„Der Lockdown zerstört Existenzen“

von Redaktion

Die CSU bremst, die Freien Wähler drängeln: Bei den Lockerungen hat Bayerns Koalition einen massiven Dissens. Vize-Ministerpräsident Hubert Aiwanger formuliert nun klare Vorgaben an Markus Söder, was der Regierungschef heute in Berlin aushandeln soll. Vor allem für den Einzelhandel verlangt Aiwanger Schritte.

Sie kommen gerade aus dem Koalitionsausschuss. Zur Sicherheit: Steht Bayerns Koalition noch?

Natürlich. Wir sind nicht immer einer Meinung, aber Freie Wähler und CSU sind ja auch zwei verschiedene Parteien.

Welches Aufgabenheft geben Sie Söder mit zur Merkel-Runde am Mittwoch nach Berlin?

Ich wünsche mir, dass neben Friseuren der Handel jetzt Luft bekommt und Schulen und Kitas schrittweise wieder öffnen. Wir richten einen zunehmenden Schaden mit dem Lockdown an. Es gibt doch belastbare Zahlen, dass im Handel das Infektionsgeschehen unterdurchschnittlich ist. Berlin ist zu zögerlich.

Öffnen jetzt? Öffnen bald? Öffnen irgendwann?

Ich würde Mitte Februar die genannten Bereiche wieder öffnen, wenn ich in Berlin die Weichen stellen könnte.

Wo sehen Sie noch Potenzial für Lockerungen – Hotels? Gastronomie?

Der Bereich Tourismus ist auf die lange Bank geschoben, nach dem Handel frühestens im März. Auch hier würde ich Perspektiven sehen, aber die sind aus Berlin realistisch noch nicht zu erwarten.

Kinos?

Auch die wären im Zuge mit Tourismus zu nennen und hätten gute Hygienekonzepte. Leider werden Kultur und der ganze Veranstaltungsbereich hintangestellt.

Die Politik nannte monatelang eine Inzidenz von 50 als Ziel. Gilt das? Ist das der richtige Maßstab?

Wir sollten uns an mehreren Faktoren orientieren: die Inzidenz, die sinkende Belastung der Krankenhäuser, die Dauer des Lockdowns, der Stand der Impfungen, das Niveau von Tests und Hygienekonzepten. Wir könnten die Corona-Krise mit den vorhandenen Werkzeugen deutschlandweit besser managen, als wir es derzeit tun. Und was die Zahl 50 betrifft: Wir sollten inzwischen mit moderner Technik auch in der Lage sein, bei höheren Inzidenzen die Kontakte Infizierter nachzuverfolgen. Diese Zahl ist nicht in Stein gemeißelt.

Wenn lockern, dann bayern- oder landkreisweit?

Kommt auf die Branche an. Wir würden natürlich gerne viel landesweit regeln. Aber wenn wir ein Auseinanderklaffen der Kreise haben, Inzidenzen unter 30 und über 350, dann müssen wir für solche großen Spreizungen verschiedene Regeln anwenden. Konkret: Grundschulen können regional öffnen. Den Handel können wir nicht nur landkreisweit öffnen.

Sehen Sie eine Chance, die Kontaktregeln zu lockern, wenigstens in Bayern?

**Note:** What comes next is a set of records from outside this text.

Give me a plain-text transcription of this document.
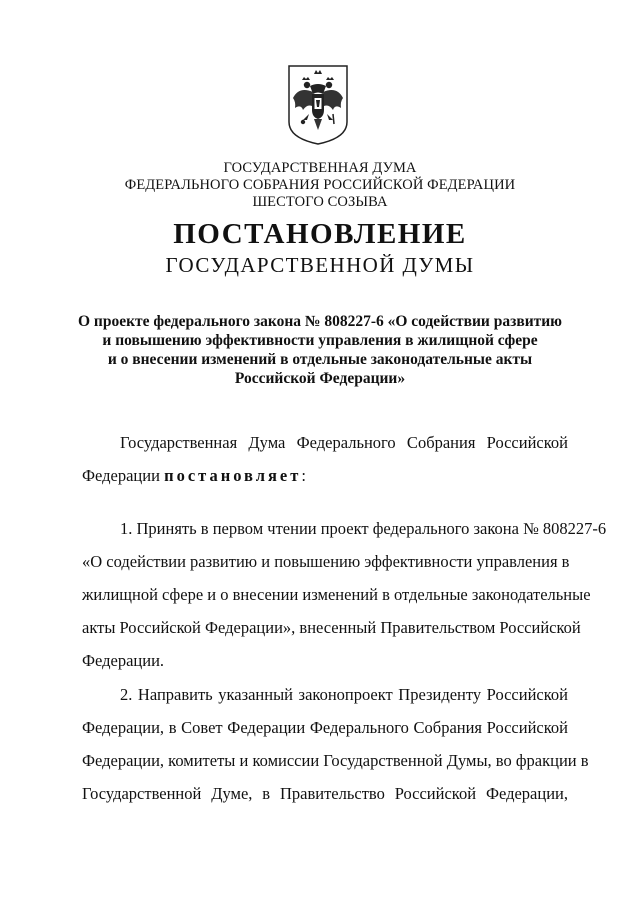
ГОСУДАРСТВЕННАЯ ДУМА
ФЕДЕРАЛЬНОГО СОБРАНИЯ РОССИЙСКОЙ ФЕДЕРАЦИИ
ШЕСТОГО СОЗЫВА
ПОСТАНОВЛЕНИЕ
ГОСУДАРСТВЕННОЙ ДУМЫ
О проекте федерального закона № 808227-6 «О содействии развитию
и повышению эффективности управления в жилищной сфере
и о внесении изменений в отдельные законодательные акты
Российской Федерации»
Государственная Дума Федерального Собрания Российской
Федерации постановляет:
1. Принять в первом чтении проект федерального закона № 808227-6
«О содействии развитию и повышению эффективности управления в
жилищной сфере и о внесении изменений в отдельные законодательные
акты Российской Федерации», внесенный Правительством Российской
Федерации.
2. Направить указанный законопроект Президенту Российской
Федерации, в Совет Федерации Федерального Собрания Российской
Федерации, комитеты и комиссии Государственной Думы, во фракции в
Государственной Думе, в Правительство Российской Федерации,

Bei der Ausgangsbeschränkung muss etwas passieren. Die landesweite 21-Uhr-Regelung können wir nicht in bisheriger Form verlängern bei den sinkenden Zahlen. In den privaten Kontaktbeschränkungen sehe ich durchaus Sinn, würde aber unterscheiden, ob Treffen innerhalb der Wohnung oder im Freien stattfinden. Natürlich will man nicht stundenlange Treffen von zwei Großfamilien im Wohnzimmer. Aber zwei Ehepaare können doch gefahrlos im Freien gemeinsam spazieren gehen!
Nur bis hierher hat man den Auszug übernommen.